Col. Shane Riley, director of military support for the Oklahoma National Guard, oversees the Guard’s efforts to transform training from counterinsurgency-era tactics to preparing soldiers and leaders for the challenges from near-peer threats like China and Russia.

The establishment of the trench lane, combined with other modernization efforts like the Oklahoma National Guard’s counter-unmanned aerial systems school, he said, is designed to force leaders to adapt to aerial threats and learn to both seize and defend well-fortified positions.

“You aren’t going to show up and be dominant on the battlefield if you haven’t got the experience, the time in the saddle, to make hard decisions,” Riley said in the release.

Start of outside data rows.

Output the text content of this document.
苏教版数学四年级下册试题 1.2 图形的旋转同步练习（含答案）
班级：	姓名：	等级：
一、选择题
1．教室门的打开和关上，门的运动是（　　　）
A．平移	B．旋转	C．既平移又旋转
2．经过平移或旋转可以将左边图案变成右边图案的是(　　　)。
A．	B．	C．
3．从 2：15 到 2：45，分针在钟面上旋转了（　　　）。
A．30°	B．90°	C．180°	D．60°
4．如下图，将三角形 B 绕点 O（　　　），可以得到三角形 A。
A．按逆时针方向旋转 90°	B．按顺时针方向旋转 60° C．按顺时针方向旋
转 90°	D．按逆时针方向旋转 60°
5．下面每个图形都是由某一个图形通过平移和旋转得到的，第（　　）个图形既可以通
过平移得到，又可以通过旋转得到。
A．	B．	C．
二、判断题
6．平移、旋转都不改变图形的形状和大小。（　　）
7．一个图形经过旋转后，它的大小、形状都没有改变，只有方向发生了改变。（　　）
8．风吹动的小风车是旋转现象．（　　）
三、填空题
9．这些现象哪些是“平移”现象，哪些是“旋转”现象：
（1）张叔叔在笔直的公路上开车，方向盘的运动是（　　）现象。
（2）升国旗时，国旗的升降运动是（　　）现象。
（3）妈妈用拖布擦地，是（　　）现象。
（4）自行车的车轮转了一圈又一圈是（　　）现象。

Col. Andrew Ballenger, commander of the 45th Infantry Brigade Combat Team, said the trench lane will give his soldiers a local training ground where they can hone their skills in trench warfare, including learning how to counter aerial threats from unmanned aerial systems, a crucial skill based on the tactics observed in Ukraine.

“The use of trenches in Eastern Europe, between Russia and Ukraine, has illustrated the need for dismounted maneuver forces to understand how to fight and how to survive a linear battlefield under large-scale combat operations,” Ballenger said in the release.